It’s been a long time since I left ya’ll with a #WednesdayswithWendell.
After spending 10 days in Ireland, I’m back in Los Angeles.
In LA you have to stretch to reach Berry’s vision of an agrarian centered lifestyle, but in Ireland, Wendell’s ideas feel more accessible. Especially, in rural Ireland where I spent most of my time.
There, even in wealthy County Wicklow, and definitely in more middle-class County Galway, arguments for an agrarian lifestyle, and against a consumer economy, are not conceptual but rooted in daily routine.
Instead of an amusement park, we visited centuries old stone towers and cemeteries surrounded by lakes and forests.
Instead of going out for dinner, or watching TV while we ate, we prepared it, usually from locally acquired ingredients, and ate it together, conversing the whole time.
It seems Berry’s vision of a strong, small community is alive and well in rural Ireland.

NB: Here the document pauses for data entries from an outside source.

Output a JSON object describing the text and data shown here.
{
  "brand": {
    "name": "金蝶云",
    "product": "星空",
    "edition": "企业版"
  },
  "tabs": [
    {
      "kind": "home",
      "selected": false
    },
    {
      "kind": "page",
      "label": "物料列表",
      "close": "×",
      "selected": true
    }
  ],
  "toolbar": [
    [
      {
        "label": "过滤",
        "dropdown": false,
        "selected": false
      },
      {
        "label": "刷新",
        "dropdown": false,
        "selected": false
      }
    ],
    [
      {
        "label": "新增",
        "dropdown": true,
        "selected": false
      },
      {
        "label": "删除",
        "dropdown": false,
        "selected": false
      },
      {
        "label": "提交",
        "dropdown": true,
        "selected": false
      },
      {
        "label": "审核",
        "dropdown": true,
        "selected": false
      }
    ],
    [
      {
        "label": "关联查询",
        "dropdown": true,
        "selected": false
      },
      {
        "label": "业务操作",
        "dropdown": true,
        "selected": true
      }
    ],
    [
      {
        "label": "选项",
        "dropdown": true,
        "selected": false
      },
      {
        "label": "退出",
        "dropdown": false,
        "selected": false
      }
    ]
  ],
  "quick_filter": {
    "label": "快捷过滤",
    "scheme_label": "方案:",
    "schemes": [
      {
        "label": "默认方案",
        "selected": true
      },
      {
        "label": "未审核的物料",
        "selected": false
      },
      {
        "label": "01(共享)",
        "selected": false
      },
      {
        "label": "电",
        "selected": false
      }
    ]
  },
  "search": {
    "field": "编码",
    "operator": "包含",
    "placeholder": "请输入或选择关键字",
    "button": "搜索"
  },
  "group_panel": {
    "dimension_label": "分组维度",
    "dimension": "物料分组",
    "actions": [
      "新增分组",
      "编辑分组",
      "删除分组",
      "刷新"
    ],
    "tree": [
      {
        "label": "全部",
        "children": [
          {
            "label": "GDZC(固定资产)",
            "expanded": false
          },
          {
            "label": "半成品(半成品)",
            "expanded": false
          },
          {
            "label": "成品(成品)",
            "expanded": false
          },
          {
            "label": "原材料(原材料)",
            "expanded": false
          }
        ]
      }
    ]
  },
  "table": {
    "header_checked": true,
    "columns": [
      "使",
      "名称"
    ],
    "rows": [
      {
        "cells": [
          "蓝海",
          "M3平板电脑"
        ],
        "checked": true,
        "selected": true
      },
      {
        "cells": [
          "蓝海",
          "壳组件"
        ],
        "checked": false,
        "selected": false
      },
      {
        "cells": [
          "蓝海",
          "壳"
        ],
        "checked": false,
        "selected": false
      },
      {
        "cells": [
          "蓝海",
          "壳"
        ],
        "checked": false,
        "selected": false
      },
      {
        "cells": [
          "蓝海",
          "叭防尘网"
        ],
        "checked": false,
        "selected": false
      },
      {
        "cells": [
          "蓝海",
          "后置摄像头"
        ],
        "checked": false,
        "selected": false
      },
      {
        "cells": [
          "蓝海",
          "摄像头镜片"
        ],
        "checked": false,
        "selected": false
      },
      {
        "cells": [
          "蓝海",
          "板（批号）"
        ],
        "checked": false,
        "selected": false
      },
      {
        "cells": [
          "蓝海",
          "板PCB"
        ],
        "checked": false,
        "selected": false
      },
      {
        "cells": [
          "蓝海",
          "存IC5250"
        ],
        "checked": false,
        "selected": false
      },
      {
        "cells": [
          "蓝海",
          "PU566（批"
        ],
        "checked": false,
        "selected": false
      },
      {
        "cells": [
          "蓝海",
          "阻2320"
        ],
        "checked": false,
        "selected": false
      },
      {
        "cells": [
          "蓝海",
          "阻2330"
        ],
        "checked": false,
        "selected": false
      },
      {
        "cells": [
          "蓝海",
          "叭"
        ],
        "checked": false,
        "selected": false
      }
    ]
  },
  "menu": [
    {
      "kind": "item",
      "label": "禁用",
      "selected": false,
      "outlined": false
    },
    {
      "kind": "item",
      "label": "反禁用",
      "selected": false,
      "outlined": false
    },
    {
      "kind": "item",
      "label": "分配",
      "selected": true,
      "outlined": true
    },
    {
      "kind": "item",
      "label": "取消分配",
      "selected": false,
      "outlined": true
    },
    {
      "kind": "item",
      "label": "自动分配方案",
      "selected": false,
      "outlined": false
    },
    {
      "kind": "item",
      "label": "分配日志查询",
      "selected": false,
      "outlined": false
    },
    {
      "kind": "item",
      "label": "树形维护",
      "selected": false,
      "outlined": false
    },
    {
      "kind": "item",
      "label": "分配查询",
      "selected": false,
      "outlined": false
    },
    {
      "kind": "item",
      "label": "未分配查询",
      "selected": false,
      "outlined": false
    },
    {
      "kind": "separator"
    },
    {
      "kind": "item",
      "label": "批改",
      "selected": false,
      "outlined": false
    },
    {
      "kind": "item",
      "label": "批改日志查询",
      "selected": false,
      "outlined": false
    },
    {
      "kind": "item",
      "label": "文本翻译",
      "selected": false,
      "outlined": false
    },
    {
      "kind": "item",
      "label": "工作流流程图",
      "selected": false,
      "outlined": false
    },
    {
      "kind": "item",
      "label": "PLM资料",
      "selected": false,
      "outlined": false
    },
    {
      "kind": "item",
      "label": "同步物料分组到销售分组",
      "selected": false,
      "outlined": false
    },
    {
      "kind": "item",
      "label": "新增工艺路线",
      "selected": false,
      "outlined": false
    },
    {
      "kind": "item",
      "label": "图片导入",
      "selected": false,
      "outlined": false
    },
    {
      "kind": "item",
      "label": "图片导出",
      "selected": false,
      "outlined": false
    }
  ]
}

On the plane back from Ireland I watched Loving on the the in-flight entertainment system.
In the movie, a young couple living in a strong, small rural community attempts to build a life together. They hold jobs in the community, they purchase land in the community and they prepare themselves for raising a family in the community. Unfortunately their community is in 1950’s rural Virginia and they are not of the same race. So the sheriff promptly arrests them, throwing the white husband and his pregnant black wife in jail. He releases the white husband the next morning, but brutally decides to hold the wife for the entire weekend. He, with the help of a local court, ultimately drives the couple out of the county, and away from their friends and family.

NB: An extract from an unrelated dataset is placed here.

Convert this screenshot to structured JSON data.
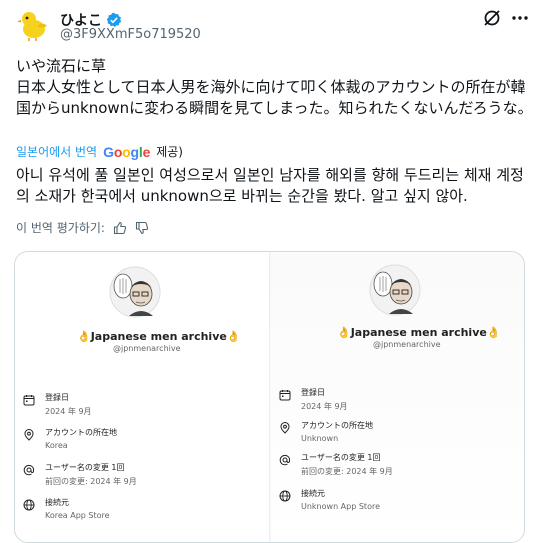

I would be interested to know what Berry thinks of this movie. Perhaps he would argue that the story misrepresents true events in pursuit of “dramatic conflict”. I don’t know enough about the story to know if this is true or not, but I know it is not out of the realm of possibility. If once accepts the authenticity of the story though, it is hard to see how one could avoid pointing out rural communities own participation in their ultimate decline.
For hundreds of years, rural communities all over the country selectively enforced laws, abusing members of their community, without offering them the possibility of correction within the community.
What happens when local communities do this? The abused understandably seek redress outside of that community.
In the case of the Loving’s, justice did not come until their case reached the highest court in the land.
I would suggest we consider that this crumbling of local communities not simply as a product of global forces, but also a result of a crisis in leadership and faith in local communities all over the country, but especially in the South.
And the crisis continues, as the South continues to limit the opportunities of members of its communities under the guise of socially conservative values. Conservative politicians and pastors cry out for moral standards and fiscal empowerment in local communities that have pretty much forfeited any moral legitimacy by mistreating members over and over again.
The ability to to execute fair and just laws in respect to all of their members is one of the most essential elements of a healthy democracy, yes?
Without just laws, fairly executed in defense of all community members, the core of democracy crumbles.
Even some critiques and defenses of Berry’s fiction floating around the Internet seems to be limited in scope. Nobody addresses this essential, historical crimes that occurred in local communities all across the land. Nobody suggests that perhaps these local communities participated in their own marginalization when they defended the murder and abuse of the most vulnerable members of their communities.
As Berry says, we must be hopeful. And if I am going to move forward, hoping this American experiment can work, I must somehow find a way to believe that we can return small communities to health and heal the wounds that those very same small communities caused to our nation.